2011年4月 今月の星空

春分を過ぎて日が長くなりました。
次第に暖かくなると、花粉が飛び始めます。ドイツでは白樺、松、ヘーゼルナッツの木等が大量の花粉を放出します。花粉症の原因にもなっていますが、その花粉独特の花粉光冠が太陽や満月の回りに見られる事も有ります。暈の様に大きな輪を造らず、大変小さな冠ですので、何かで太陽を隠して見て下さい。写真に撮ると、肉眼で見るより分かり易いです。

夜半を過ぎる頃からおとなしい春の星座に入れ替わります。冬の星座を代表するオリオン座は西に傾き、北東にはぎょしゃ座の一等星カペラが輝きます。北斗七星が北の空高く昇り、カシオペア座が北の地平線近く迄下りてきました。南の空高く春の星座の象徴しし座が昇る頃、南東の空にはおとめ座が、更に東にはうしかい座とヘラクレス座が見えています。

今月は土星の観望条件が最良です。
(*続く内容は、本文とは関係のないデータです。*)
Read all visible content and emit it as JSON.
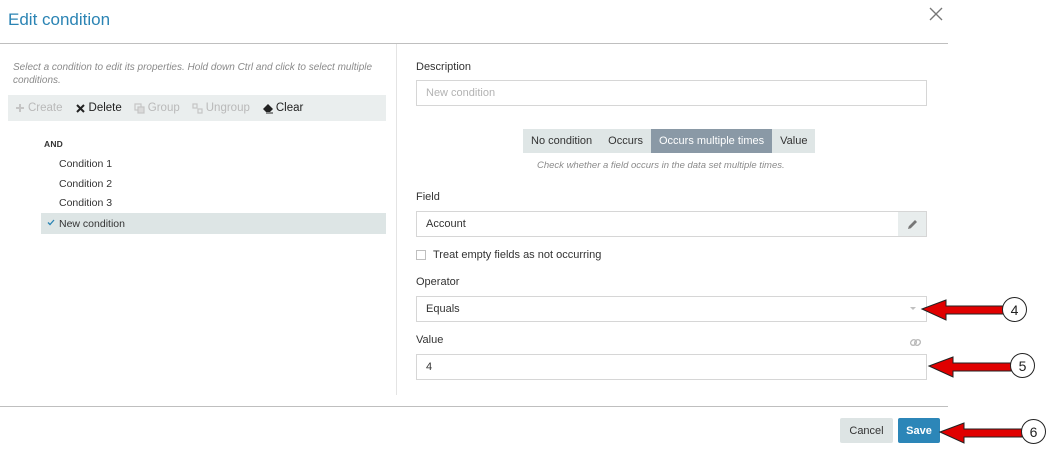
{
  "dialog": {
    "title": "Edit condition",
    "close_icon": "close-icon"
  },
  "left": {
    "hint": "Select a condition to edit its properties. Hold down Ctrl and click to select multiple conditions.",
    "toolbar": {
      "create": "Create",
      "delete": "Delete",
      "group": "Group",
      "ungroup": "Ungroup",
      "clear": "Clear"
    },
    "tree": {
      "root": "AND",
      "items": [
        "Condition 1",
        "Condition 2",
        "Condition 3"
      ],
      "selected": "New condition"
    }
  },
  "right": {
    "description_label": "Description",
    "description_placeholder": "New condition",
    "condition_types": [
      "No condition",
      "Occurs",
      "Occurs multiple times",
      "Value"
    ],
    "active_type": "Occurs multiple times",
    "type_hint": "Check whether a field occurs in the data set multiple times.",
    "field_label": "Field",
    "field_value": "Account",
    "treat_empty_label": "Treat empty fields as not occurring",
    "treat_empty_checked": false,
    "operator_label": "Operator",
    "operator_value": "Equals",
    "value_label": "Value",
    "value_value": "4"
  },
  "footer": {
    "cancel": "Cancel",
    "save": "Save"
  },
  "annotations": [
    "4",
    "5",
    "6"
  ],
  "colors": {
    "accent": "#2b84b4",
    "arrow": "#e00000",
    "active_segment": "#8a99a6"
  }
}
金星が夜明け前の東の空で何とか確認出来る他は、ほとんどの惑星は太陽に近くに居て、観望は難しいです。

日が長くなるにつれて高緯度のドイツでは観望可能な時間が少なくなります。春の星空は大変おとなしく、しかもトピックも少ないので、もっぱら惑星と星雲星団の観望に専念するのも良いかもしれません。

双眼鏡で観望出来る天体はプレアデス星団(M45)、ヒアデス星団アンドロメダ大星雲(M31)とペルセウス座の2重星団(h-χ、エイチ・カイと読む)、散開星団(M34)とオリオン座大星雲(M42)。オリオン座にはウルトラマンの故郷「M78星雲」も有りますが、これは望遠鏡が無いと見えません。おおぐま座の子連れ星雲(M51)と銀河カップル(M81とM82)は是非一度大型の望遠鏡で観望して下さい。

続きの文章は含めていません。